Londres et La Haye : les attaques sont-elles liées ? S'agit-il de représailles ?

1) Les deux attaques sont-elles liées ?

Deux attaques sont survenues vendredi après-midi. La première s’est produite en début d’après-midi à London Bridge. L’homme au couteau a tué deux personnes et blessé plusieurs autres. L’assaillant a été ensuite abattu par la police. Une attaque clairement qualifiée de "terroriste" par les autorités britanniques.

Vendredi soir, c’est à La Haye, aux Pays-Bas, qu’un homme s’en est pris à des jeunes dans une rue commerçante de la ville. Cette attaque au couteau a fait trois blessés légers: deux filles de 15 ans et un garçon de 13 ans. Les victimes ne se connaissaient pas, a indiqué la police néerlandaise samedi. L’homme, âgé entre 40 et 50 ans est toujours recherché. Les autorités néerlandaises n’ont pas donné d’autres informations sur les circonstances de l’attaque. "Nous envisageons actuellement tous les scénarios", a indiqué une porte-parole de la police, citée par l’agence de presse néerlandaise ANP. Selon les médias néerlandais, les victimes ont été précisément ciblées et la piste terroriste a été écartée.

 

2) S’agit-il de représailles ?

L’attaque du London Bridge et l’assaut au couteau à La Haye, dont on ne sait pas si elle est de nature "terroriste", surviennent quelques jours seulement après l’opération menée par Europol (dont le siège est à La Haye), le Parquet fédéral belge et les autorités espagnoles. Des milliers de comptes internet et de sites web liés à la mouvance djihadiste ont été bloqués, empêchant les communications entre les personnes, notamment sur l’application de messagerie Telegram.

Par ailleurs, deux hommes de 20 et 34 ans ont été arrêtés dans la région de La Haye. Ils étaient suspectés de préparer un attentat terroriste.

Autre fait important survenu cette semaine et qui concerne la mouvance djihadiste : vendredi, le Parquet national antiterroriste français annonce qu’il a requis un procès aux Assises contre 20 personnes dans l’enquête sur les attentats du 13 novembre 2015 à Paris. Salah Abdeslam, seul membre encore vivant des commandants, fait partie des inculpés. Six suspects sont visés par un mandat d’arrêt. Pour rappel, ces attaques avaient fait 130 morts.

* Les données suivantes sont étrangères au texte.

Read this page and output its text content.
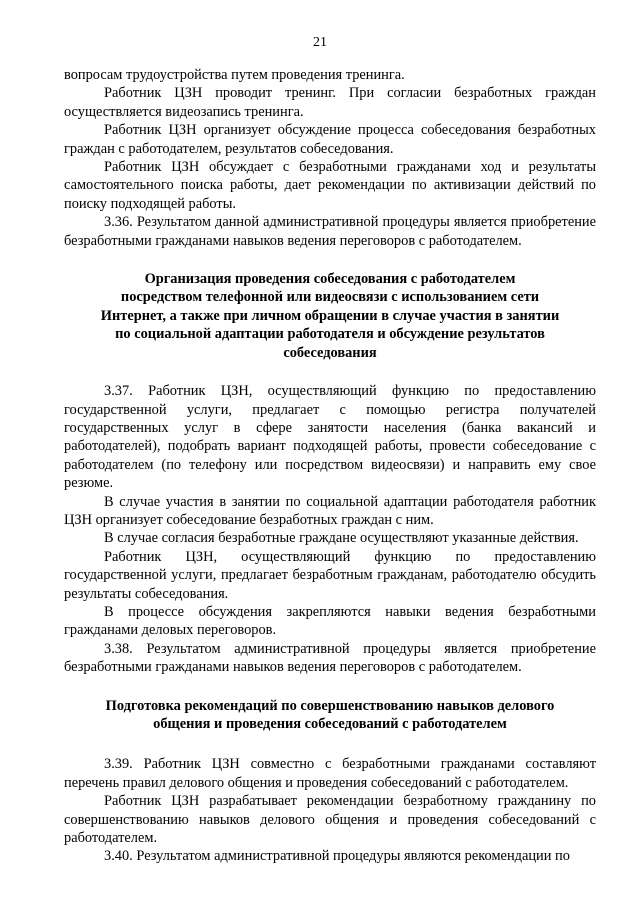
21

вопросам трудоустройства путем проведения тренинга.

Работник ЦЗН проводит тренинг. При согласии безработных граждан осуществляется видеозапись тренинга.

Работник ЦЗН организует обсуждение процесса собеседования безработных граждан с работодателем, результатов собеседования.

Работник ЦЗН обсуждает с безработными гражданами ход и результаты самостоятельного поиска работы, дает рекомендации по активизации действий по поиску подходящей работы.

3.36. Результатом данной административной процедуры является приобретение безработными гражданами навыков ведения переговоров с работодателем.

Организация проведения собеседования с работодателем
посредством телефонной или видеосвязи с использованием сети
Интернет, а также при личном обращении в случае участия в занятии
по социальной адаптации работодателя и обсуждение результатов
собеседования

3.37. Работник ЦЗН, осуществляющий функцию по предоставлению государственной услуги, предлагает с помощью регистра получателей государственных услуг в сфере занятости населения (банка вакансий и работодателей), подобрать вариант подходящей работы, провести собеседование с работодателем (по телефону или посредством видеосвязи) и направить ему свое резюме.

В случае участия в занятии по социальной адаптации работодателя работник ЦЗН организует собеседование безработных граждан с ним.

В случае согласия безработные граждане осуществляют указанные действия.

Работник ЦЗН, осуществляющий функцию по предоставлению государственной услуги, предлагает безработным гражданам, работодателю обсудить результаты собеседования.

В процессе обсуждения закрепляются навыки ведения безработными гражданами деловых переговоров.

3.38. Результатом административной процедуры является приобретение безработными гражданами навыков ведения переговоров с работодателем.

Подготовка рекомендаций по совершенствованию навыков делового
общения и проведения собеседований с работодателем

3.39. Работник ЦЗН совместно с безработными гражданами составляют перечень правил делового общения и проведения собеседований с работодателем.

Работник ЦЗН разрабатывает рекомендации безработному гражданину по совершенствованию навыков делового общения и проведения собеседований с работодателем.

3.40. Результатом административной процедуры являются рекомендации по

Il pourrait aussi s’agir d’actes isolés. D’après l’agence de presse Press Association, citant une source sécuritaire, Usman Khan, l’assaillant de 28 ans, était lié à "des groupes terroristes". "Il s’agit d’un acte considéré comme "terroriste", précise le maire de Londres, Sadiq Khan. Pour l’instant, les motifs de Usman Khan ne sont pas encore connus. L’homme avait été condamné en 2012 pour des infractions terroristes, a indiqué le chef de l’antiterrorisme britannique, Neil Basu.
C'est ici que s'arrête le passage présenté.